For information only and not an endorsement – this article is shared to ensure members have the context and understanding of current issues that impact the Construction Industry.
Journal of Commerce | Ken Baerg | January 31, 2019
The NDP’s so-called Community Benefits Agreements (CBAs) are, in reality, a complete misnomer. Who truly benefits?
Not the vast majority of B.C. construction workers who work non-union or with progressive unions.
Not the taxpayer, as there is already an admission by the government that this model will add significant costs to the targeted projects. And not women or Indigenous workers, as the agreement lacks any enforceable metrics for inclusion.
The true — and only — beneficiaries are a hand-picked group of building trades unions who have shown their political allegiances over the years by way of activism and huge political donations to the NDP.
We now live in a new era where corporate and union donations to political parties are forbidden. But make no mistake about it, this change has nothing to do with a shift in values or a change in allegiances between the NDP and the leadership of the traditional unions.
Between 2005 and 2015, unions in B.C. handed over $12.79 million of their members’ money to the NDP in a display of partisan support. In the three months leading up to the date the legislation came into effect, the NDP’s union pals found a way to squeeze in another $1 million-plus.
Employees working under a collective agreement in B.C. are legally compelled to pay dues to the union representing them. And so it should be, as every employee enjoys the benefits of membership.
The friction is introduced when unions willfully choose to ignore their core mandate, which is workplace advocacy, and fancy themselves as political kingmakers.

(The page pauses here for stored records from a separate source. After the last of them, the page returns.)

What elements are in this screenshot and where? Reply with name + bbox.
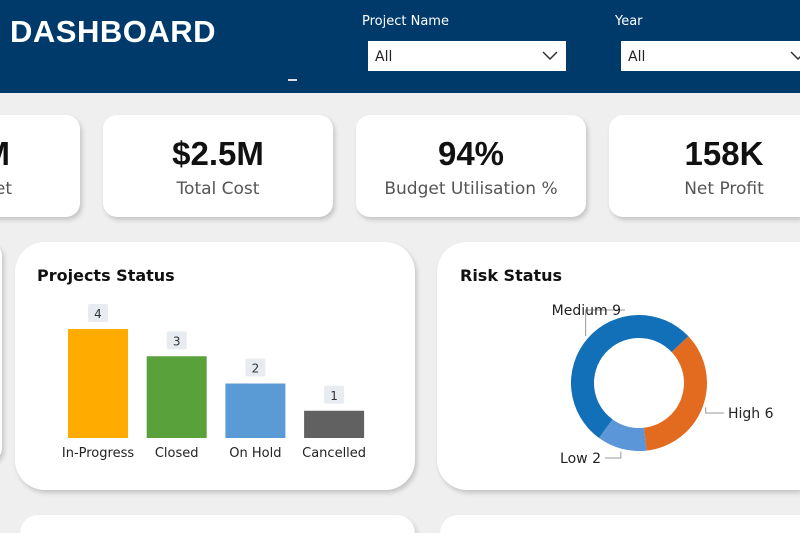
kpi-card: M et: [0, 115, 80, 217]
category-label: In-Progress: [62, 446, 134, 461]
bar: [146, 356, 207, 438]
slice-value: 6: [765, 406, 774, 422]
donut-slice: [599, 419, 647, 452]
value-label-bg: [88, 304, 108, 322]
filter-label: Year: [615, 14, 643, 29]
value-label: 4: [94, 307, 102, 321]
leader-line: [705, 407, 724, 414]
kpi-value: 158K: [684, 135, 764, 172]
donut-slice: [643, 336, 707, 451]
title: DASHBOARD: [10, 14, 216, 49]
slice-label: Low 2: [560, 451, 601, 467]
dropdown[interactable]: All: [368, 41, 566, 71]
chart-title: Projects Status: [37, 266, 175, 285]
slice-value: 2: [592, 451, 601, 467]
kpi-label: Net Profit: [684, 179, 764, 199]
slice-label: Medium 9: [552, 303, 621, 319]
leader-line: [585, 309, 625, 337]
card-edge: [0, 242, 2, 462]
chart-card: [20, 515, 415, 533]
chart-card: [440, 515, 800, 533]
slice-name: High: [728, 406, 760, 422]
chevron: [790, 51, 800, 60]
bar: [68, 329, 128, 438]
value-label: 2: [252, 362, 260, 376]
value-label: 1: [330, 389, 338, 403]
leader-line: [605, 451, 622, 459]
chart-card: [437, 242, 800, 490]
bar: [304, 410, 365, 438]
value-label: 3: [173, 334, 181, 348]
kpi-value: $2.5M: [172, 135, 264, 172]
bar: [225, 383, 286, 438]
value-label-bg: [245, 358, 266, 377]
category-label: Cancelled: [302, 446, 366, 461]
kpi-card: 158K Net Profit: [609, 115, 800, 217]
dropdown-value: All: [375, 49, 393, 65]
dropdown[interactable]: All: [621, 41, 800, 71]
filter-label: Project Name: [362, 14, 449, 29]
chevron: [542, 51, 558, 60]
kpi-card: 94% Budget Utilisation %: [356, 115, 586, 217]
kpi-label: Budget Utilisation %: [384, 179, 558, 199]
slice-name: Medium: [552, 303, 608, 319]
category-label: On Hold: [229, 446, 281, 461]
kpi-label: Total Cost: [176, 179, 260, 199]
category-label: Closed: [155, 446, 199, 461]
dropdown-value: All: [628, 49, 646, 65]
value-label-bg: [324, 385, 345, 404]
kpi-value: 94%: [437, 135, 505, 172]
donut-slice: [570, 314, 689, 439]
slice-label: High 6: [728, 406, 774, 422]
value-label-bg: [166, 331, 187, 350]
kpi-label: et: [0, 179, 12, 199]
slice-value: 9: [612, 303, 621, 319]
chart-title: Risk Status: [460, 266, 562, 285]
handle: [288, 79, 297, 81]
kpi-value: M: [0, 135, 10, 173]
kpi-card: $2.5M Total Cost: [103, 115, 333, 217]
slice-name: Low: [560, 451, 588, 467]
header: DASHBOARD Project Name All Year All: [0, 0, 800, 93]
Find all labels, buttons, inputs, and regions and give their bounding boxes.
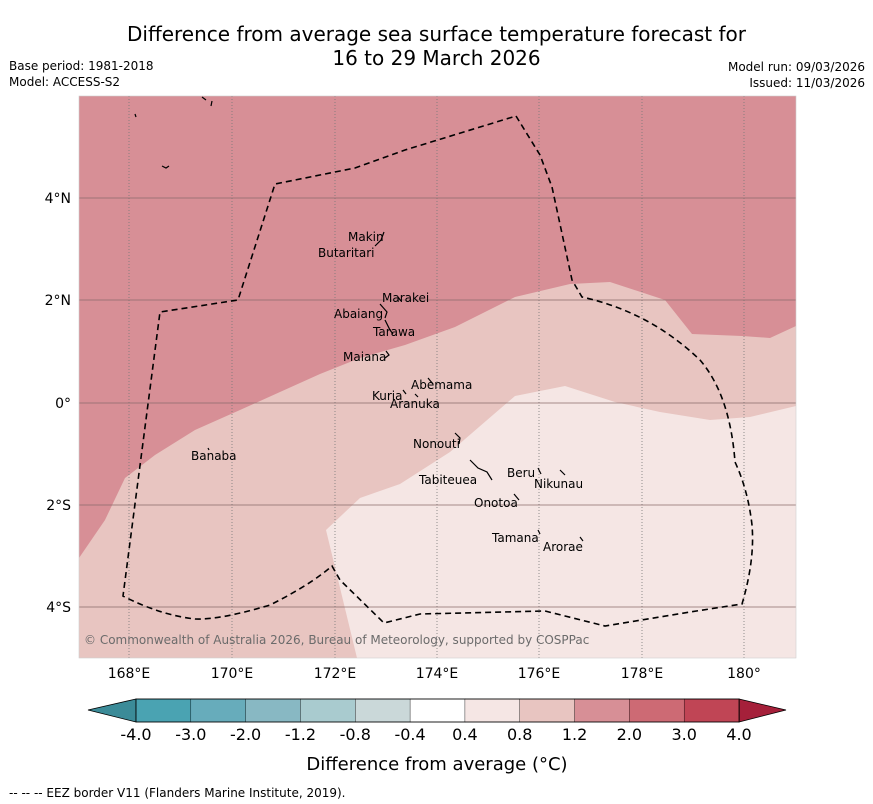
colorbar-tick-label: 0.4: [452, 725, 477, 744]
colorbar-tick-label: -0.8: [340, 725, 371, 744]
colorbar-swatch: [683, 698, 740, 723]
island-label: Banaba: [191, 449, 237, 463]
lon-tick-label: 176°E: [518, 666, 561, 682]
island-label: Beru: [507, 466, 535, 480]
lat-tick-label: 0°: [55, 396, 71, 412]
colorbar-swatch: [135, 698, 192, 723]
title-line-1: Difference from average sea surface temp…: [126, 22, 746, 46]
lon-tick-label: 172°E: [314, 666, 357, 682]
map-area: [79, 96, 796, 658]
colorbar-tick-label: 2.0: [617, 725, 642, 744]
title-line-2: 16 to 29 March 2026: [332, 46, 541, 70]
island-label: Maiana: [343, 350, 386, 364]
colorbar: -4.0 -3.0 -2.0 -1.2 -0.8 -0.4 0.4 0.8 1.2 2.0 3.0 4…: [87, 698, 787, 775]
island-label: Aranuka: [390, 397, 440, 411]
lat-tick-label: 2°S: [46, 498, 71, 514]
colorbar-tick-label: 0.8: [507, 725, 532, 744]
island-label: Arorae: [543, 540, 583, 554]
colorbar-swatch: [409, 698, 466, 723]
lon-tick-label: 174°E: [416, 666, 459, 682]
meta-left: Base period: 1981-2018 Model: ACCESS-S2: [9, 58, 154, 90]
island-label: Makin: [348, 230, 384, 244]
colorbar-swatch: [300, 698, 356, 723]
colorbar-title: Difference from average (°C): [306, 754, 567, 775]
colorbar-low-extend: [87, 698, 137, 723]
issued-date: Issued: 11/03/2026: [749, 76, 865, 90]
island-label: Tabiteuea: [418, 473, 477, 487]
colorbar-swatch: [519, 698, 576, 723]
model-name: Model: ACCESS-S2: [9, 75, 121, 89]
island-label: Abemama: [411, 378, 472, 392]
colorbar-high-extend: [738, 698, 787, 723]
colorbar-tick-label: 3.0: [671, 725, 696, 744]
base-period: Base period: 1981-2018: [9, 59, 154, 73]
colorbar-swatch: [629, 698, 685, 723]
map-frame: [78, 95, 797, 659]
longitude-labels: 168°E 170°E 172°E 174°E 176°E 178°E 180°: [108, 666, 761, 682]
lon-tick-label: 170°E: [211, 666, 254, 682]
map-title: Difference from average sea surface temp…: [0, 22, 873, 70]
copyright-notice: © Commonwealth of Australia 2026, Bureau…: [84, 633, 589, 647]
colorbar-swatch: [190, 698, 247, 723]
colorbar-tick-label: -0.4: [394, 725, 425, 744]
colorbar-tick-label: 4.0: [726, 725, 751, 744]
island-label: Abaiang: [334, 307, 383, 321]
model-run: Model run: 09/03/2026: [727, 60, 865, 74]
island-labels: Makin Butaritari Marakei Abaiang Tarawa …: [191, 230, 583, 554]
colorbar-swatch: [245, 698, 302, 723]
island-label: Marakei: [382, 291, 429, 305]
lon-tick-label: 168°E: [108, 666, 151, 682]
colorbar-outline: [135, 698, 740, 723]
parallels: [79, 197, 796, 608]
eez-border: [122, 115, 754, 627]
colorbar-swatch: [574, 698, 631, 723]
lat-tick-label: 4°S: [46, 600, 71, 616]
lat-tick-label: 2°N: [45, 293, 71, 309]
colorbar-ticks: -4.0 -3.0 -2.0 -1.2 -0.8 -0.4 0.4 0.8 1.2 2.0 3.0 4…: [120, 725, 751, 744]
colorbar-tick-label: -2.0: [230, 725, 261, 744]
island-label: Tamana: [491, 531, 539, 545]
colorbar-tick-label: -1.2: [285, 725, 316, 744]
island-label: Tarawa: [372, 325, 415, 339]
colorbar-swatch: [355, 698, 411, 723]
latitude-labels: 4°N 2°N 0° 2°S 4°S: [45, 191, 72, 616]
lon-tick-label: 178°E: [621, 666, 664, 682]
colorbar-swatch: [464, 698, 521, 723]
island-label: Butaritari: [318, 246, 375, 260]
lat-tick-label: 4°N: [45, 191, 71, 207]
meridians: [128, 96, 745, 658]
island-shapes: [134, 96, 584, 542]
lon-tick-label: 180°: [727, 666, 761, 682]
colorbar-tick-label: 1.2: [562, 725, 587, 744]
island-label: Nonouti: [413, 437, 460, 451]
island-label: Onotoa: [474, 496, 518, 510]
colorbar-tick-label: -3.0: [175, 725, 206, 744]
colorbar-tick-label: -4.0: [120, 725, 151, 744]
meta-right: Model run: 09/03/2026 Issued: 11/03/2026: [728, 59, 865, 91]
colorbar-swatches: [135, 698, 740, 723]
island-label: Kuria: [372, 389, 403, 403]
eez-legend: -- -- -- EEZ border V11 (Flanders Marine…: [9, 786, 346, 800]
island-label: Nikunau: [534, 477, 583, 491]
anomaly-region-0p4-0p8: [326, 386, 796, 658]
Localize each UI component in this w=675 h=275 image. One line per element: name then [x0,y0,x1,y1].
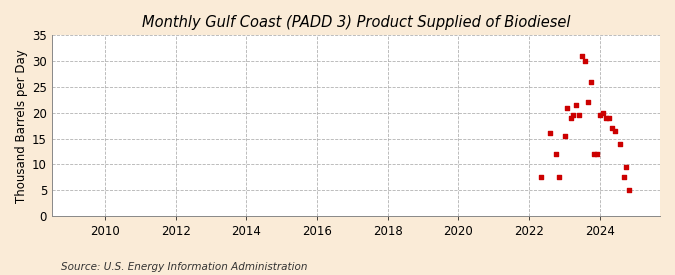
Point [553,175,564,180]
Point [589,152,599,156]
Point [562,105,573,110]
Point [568,113,578,117]
Point [615,142,626,146]
Point [624,188,634,192]
Text: Source: U.S. Energy Information Administration: Source: U.S. Energy Information Administ… [61,262,307,272]
Point [565,116,576,120]
Point [580,59,591,63]
Point [606,126,617,130]
Point [592,152,603,156]
Point [601,116,612,120]
Point [577,54,588,58]
Point [574,113,585,117]
Point [571,103,582,107]
Point [544,131,555,136]
Point [597,111,608,115]
Point [595,113,605,117]
Point [550,152,561,156]
Y-axis label: Thousand Barrels per Day: Thousand Barrels per Day [15,49,28,202]
Point [583,100,593,104]
Point [610,129,620,133]
Point [603,116,614,120]
Point [586,79,597,84]
Point [559,134,570,138]
Point [535,175,546,180]
Point [618,175,629,180]
Point [621,165,632,169]
Title: Monthly Gulf Coast (PADD 3) Product Supplied of Biodiesel: Monthly Gulf Coast (PADD 3) Product Supp… [142,15,570,30]
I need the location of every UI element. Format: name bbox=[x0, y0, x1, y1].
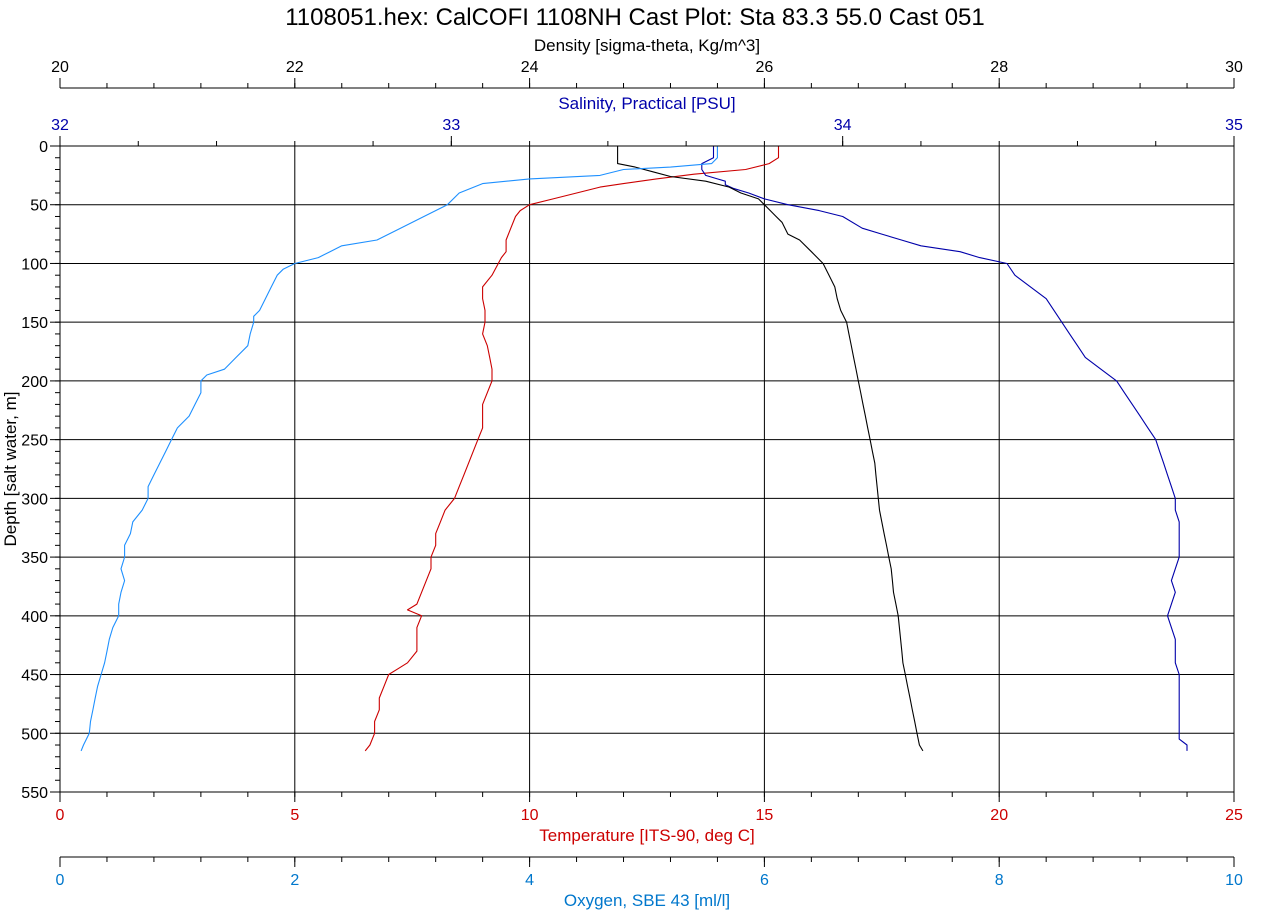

Union members do not pay dues only to have their union turn around and give a portion of their wages to a political party. Nor do they pay dues to be told how to vote.
Whether it’s doling out huge sums of cash or actively soliciting votes for their party of choice, there is always a quid pro quo involved. And the introduction of the so-called Community Benefits Agreements are, without a doubt, the NDP’s chosen gift to their political allies in the traditional union movement.
The NDP’s handpicked trade unions, representing a mere 15 per cent of the construction workforce, are going to be the beneficiaries of huge public infrastructure projects where all employees working on these taxpayer-funded jobs are obligated to become members and pay dues to one of the 19 government-chosen unions.
Forced unionization of this sort is an affront to one of the core values of the labour movement: a worker’s freedom to choose.
The NDP is hiding behind a false promise of labour stability and the so-called elevation of marginalized groups like women, Indigenous workers, apprentices and the hiring of local employees.
Of course, by embedding such requirements in the procurement process, all of these objectives could be achieved without a monopolistic and inefficient labour model and without robbing a worker of the right to determine how they want to be represented.
But the building trades unions are calling the debt and John Horgan and the NDP have committed to repaying them in the form of exclusive deals for their political union allies. The end result is that 85 per cent of construction employees working non-union or for the “wrong unions” are excluded.
B.C. is on the front end of a huge call for skilled labour. If there is a time for the government to be inclusive and to avoid inefficient and cumbersome monopolies for inexcusable political pay back, that time is now.
Ken Baerg is the executive director of Canada Works, the Council of Progressive Canadian Unions.